OKC Medical Briefs: December 8, 2004
Centrella, Heidi R., THE JOURNAL RECORD
With the numerous reports claiming the state of the nation's health is, at best, mediocre and, at worst, in need of dire repair, corporations have joined individuals in the fight to get fit.
A recent American Management Association report, the 2004 Survey on Corporate Health and Wellness Program, shows the number of companies offering programs on self-care topics is up in several categories.
In October, AMA surveyed its members and customers at 211 companies about the wellness programs offered to employees.
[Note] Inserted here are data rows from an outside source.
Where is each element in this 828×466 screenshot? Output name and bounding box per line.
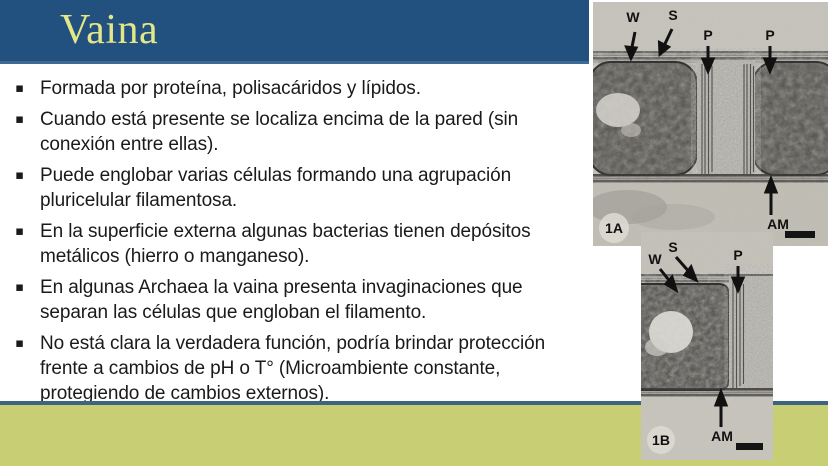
micrograph-label-s: S: [668, 239, 677, 255]
list-item-text: En algunas Archaea la vaina presenta inv…: [24, 275, 592, 325]
scale-bar: [785, 231, 815, 238]
list-item-text: Puede englobar varias células formando u…: [24, 163, 592, 213]
list-item: ▪ En algunas Archaea la vaina presenta i…: [0, 275, 592, 325]
scale-bar: [736, 443, 763, 450]
micrograph-label-am: AM: [711, 428, 733, 444]
micrograph-image-1b: W S P AM 1B: [641, 232, 773, 460]
title-bar-accent-stripe: [0, 61, 589, 64]
list-item: ▪ En la superficie externa algunas bacte…: [0, 219, 592, 269]
bullet-marker-icon: ▪: [0, 76, 24, 101]
bullet-marker-icon: ▪: [0, 331, 24, 356]
micrograph-label-p-right: P: [765, 27, 774, 43]
panel-label-1a: 1A: [605, 220, 623, 236]
micrograph-image-1a: W S P P AM 1A: [593, 2, 828, 246]
panel-label-1b: 1B: [652, 432, 670, 448]
bullet-marker-icon: ▪: [0, 107, 24, 132]
micrograph-label-am: AM: [767, 216, 789, 232]
list-item-text: Cuando está presente se localiza encima …: [24, 107, 592, 157]
bullet-marker-icon: ▪: [0, 275, 24, 300]
bullet-list: ▪ Formada por proteína, polisacáridos y …: [0, 76, 592, 412]
page-title: Vaina: [60, 2, 158, 58]
micrograph-label-p-left: P: [703, 27, 712, 43]
list-item-text: En la superficie externa algunas bacteri…: [24, 219, 592, 269]
bullet-marker-icon: ▪: [0, 219, 24, 244]
list-item: ▪ Puede englobar varias células formando…: [0, 163, 592, 213]
list-item: ▪ No está clara la verdadera función, po…: [0, 331, 592, 406]
list-item: ▪ Formada por proteína, polisacáridos y …: [0, 76, 592, 101]
micrograph-label-p: P: [733, 247, 742, 263]
micrograph-label-w: W: [648, 251, 662, 267]
micrograph-label-w: W: [626, 9, 640, 25]
micrograph-label-s: S: [668, 7, 677, 23]
list-item: ▪ Cuando está presente se localiza encim…: [0, 107, 592, 157]
bullet-marker-icon: ▪: [0, 163, 24, 188]
list-item-text: Formada por proteína, polisacáridos y lí…: [24, 76, 592, 101]
list-item-text: No está clara la verdadera función, podr…: [24, 331, 592, 406]
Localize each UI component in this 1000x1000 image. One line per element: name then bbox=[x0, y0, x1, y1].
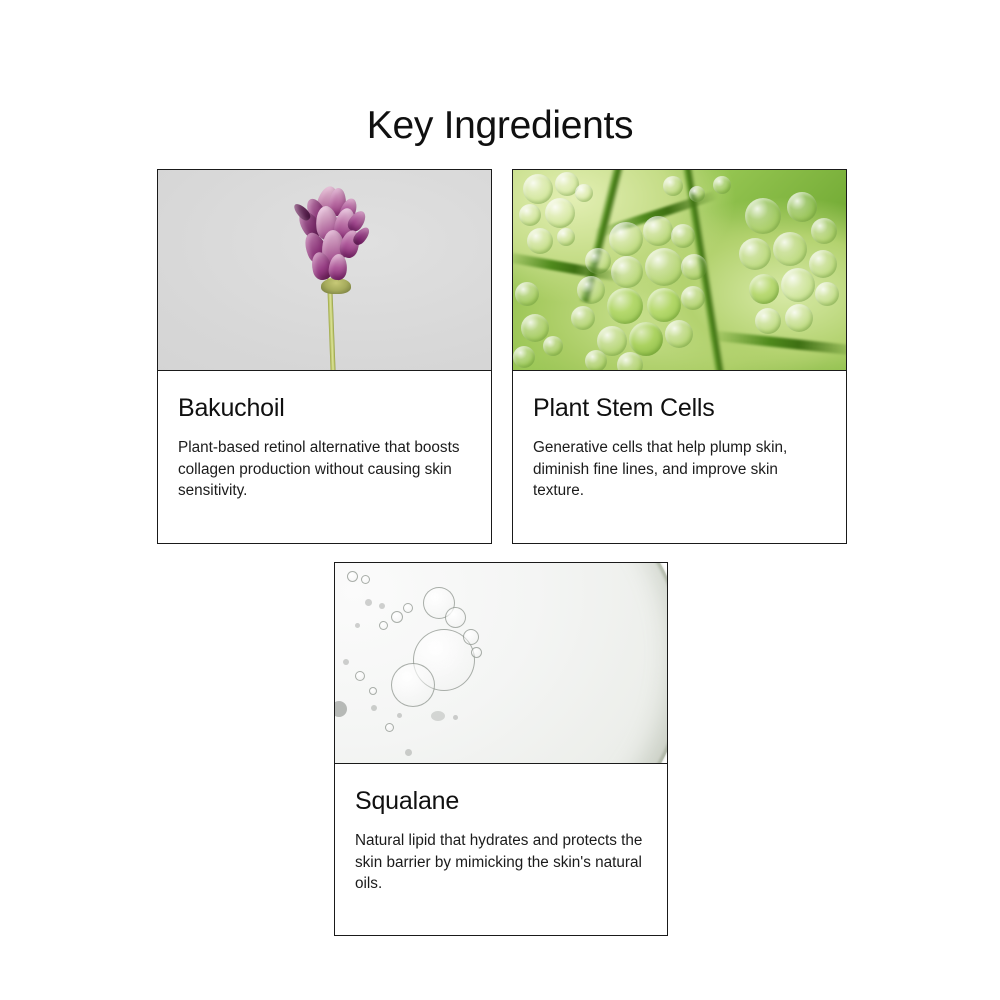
gel-speck bbox=[405, 749, 412, 756]
ingredient-card-bakuchoil[interactable]: Bakuchoil Plant-based retinol alternativ… bbox=[157, 169, 492, 544]
cell-vesicle bbox=[665, 320, 693, 348]
cell-vesicle bbox=[811, 218, 837, 244]
gel-bubble bbox=[471, 647, 482, 658]
card-description: Natural lipid that hydrates and protects… bbox=[355, 830, 645, 895]
cell-vesicle bbox=[681, 254, 707, 280]
gel-bubble bbox=[355, 671, 365, 681]
card-description: Generative cells that help plump skin, d… bbox=[533, 437, 823, 502]
cell-vesicle bbox=[513, 346, 535, 368]
cell-vesicle bbox=[749, 274, 779, 304]
gel-droplet bbox=[335, 563, 667, 764]
cell-vesicle bbox=[545, 198, 575, 228]
cell-vesicle bbox=[755, 308, 781, 334]
ingredient-card-squalane[interactable]: Squalane Natural lipid that hydrates and… bbox=[334, 562, 668, 936]
gel-bubble bbox=[463, 629, 479, 645]
ingredient-card-plant-stem-cells[interactable]: Plant Stem Cells Generative cells that h… bbox=[512, 169, 847, 544]
cell-vesicle bbox=[643, 216, 673, 246]
cell-vesicle bbox=[681, 286, 705, 310]
cell-vesicle bbox=[523, 174, 553, 204]
cell-vesicle bbox=[745, 198, 781, 234]
gel-speck bbox=[431, 711, 445, 721]
cell-vesicle bbox=[815, 282, 839, 306]
flower-calyx bbox=[321, 278, 351, 294]
cell-vesicle bbox=[575, 184, 593, 202]
cell-vesicle bbox=[671, 224, 695, 248]
cell-vesicle bbox=[611, 256, 643, 288]
gel-bubble bbox=[445, 607, 466, 628]
cell-vesicle bbox=[609, 222, 643, 256]
flower-head bbox=[288, 186, 384, 290]
key-ingredients-page: Key Ingredients bbox=[0, 0, 1000, 1000]
gel-speck bbox=[343, 659, 349, 665]
cell-vesicle bbox=[557, 228, 575, 246]
gel-speck bbox=[355, 623, 360, 628]
gel-bubble bbox=[403, 603, 413, 613]
cell-vesicle bbox=[781, 268, 815, 302]
gel-bubble bbox=[385, 723, 394, 732]
gel-bubble bbox=[379, 621, 388, 630]
gel-bubble bbox=[347, 571, 358, 582]
gel-bubble bbox=[369, 687, 377, 695]
plant-stem-cells-microscopy-photo bbox=[513, 170, 846, 371]
card-body: Plant Stem Cells Generative cells that h… bbox=[513, 371, 846, 502]
cell-vesicle bbox=[571, 306, 595, 330]
cell-vesicle bbox=[515, 282, 539, 306]
cell-vesicle bbox=[647, 288, 681, 322]
squalane-gel-droplet-photo bbox=[335, 563, 667, 764]
cell-vesicle bbox=[521, 314, 549, 342]
cell-vesicle bbox=[543, 336, 563, 356]
gel-bubble bbox=[391, 611, 403, 623]
cell-vesicle bbox=[607, 288, 643, 324]
cell-vesicle bbox=[739, 238, 771, 270]
card-description: Plant-based retinol alternative that boo… bbox=[178, 437, 468, 502]
card-body: Bakuchoil Plant-based retinol alternativ… bbox=[158, 371, 491, 502]
cell-vesicle bbox=[585, 350, 607, 371]
gel-speck bbox=[453, 715, 458, 720]
cell-vesicle bbox=[785, 304, 813, 332]
gel-bubble bbox=[361, 575, 370, 584]
card-heading: Bakuchoil bbox=[178, 393, 471, 423]
cell-vesicle bbox=[645, 248, 683, 286]
cell-vesicle bbox=[585, 248, 611, 274]
page-title: Key Ingredients bbox=[0, 102, 1000, 150]
cell-vesicle bbox=[689, 186, 705, 202]
bakuchoil-flower-photo bbox=[158, 170, 491, 371]
cell-vesicle bbox=[663, 176, 683, 196]
cell-vesicle bbox=[787, 192, 817, 222]
gel-speck bbox=[371, 705, 377, 711]
cell-vesicle bbox=[629, 322, 663, 356]
cell-vesicle bbox=[527, 228, 553, 254]
card-body: Squalane Natural lipid that hydrates and… bbox=[335, 764, 667, 895]
cell-vesicle bbox=[713, 176, 731, 194]
cell-vesicle bbox=[617, 352, 643, 371]
cell-vesicle bbox=[519, 204, 541, 226]
cell-vesicle bbox=[773, 232, 807, 266]
card-heading: Squalane bbox=[355, 786, 647, 816]
gel-bubble bbox=[391, 663, 435, 707]
cell-vesicle bbox=[809, 250, 837, 278]
gel-speck bbox=[397, 713, 402, 718]
gel-speck bbox=[365, 599, 372, 606]
gel-speck bbox=[379, 603, 385, 609]
card-heading: Plant Stem Cells bbox=[533, 393, 826, 423]
cell-vesicle bbox=[577, 276, 605, 304]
Results showed that 80 percent of executives felt corporate America has a responsibility to promote wellness, up from 71 percent last year.
It appears companies are taking action.
Twenty-seven percent of those surveyed said they offer more programs this year than in 2003.
Following is a comparison of the percentage of companies offering particular programs in 2004 and 2003:
* Exercise and fitness programs - 55 percent in 2004, up from 47 percent in 2003.
* Smoking cessation programs - 49 percent in 2004, up from 41 percent the previous year.
* Blood pressure management programs - 49 percent in 2004 compared with 36 percent in 2003.
* Weight management programs - 47 percent this year, up from 34 percent in 2003.
* Stress management programs - 46 percent in 2004, up from 33 percent a year earlier.
* Cholesterol management programs - 43 percent this year, compared with 27 percent in 2003.
* Nutrition programs - 39 percent in 2004, up from 25 percent in 2003.
Nearly 72 percent of respondents said they attend the wellness programs when their company sponsors them, up from 63 percent in 2003. But only 35 percent of the companies that offer the programs extend some incentive for employees to participate.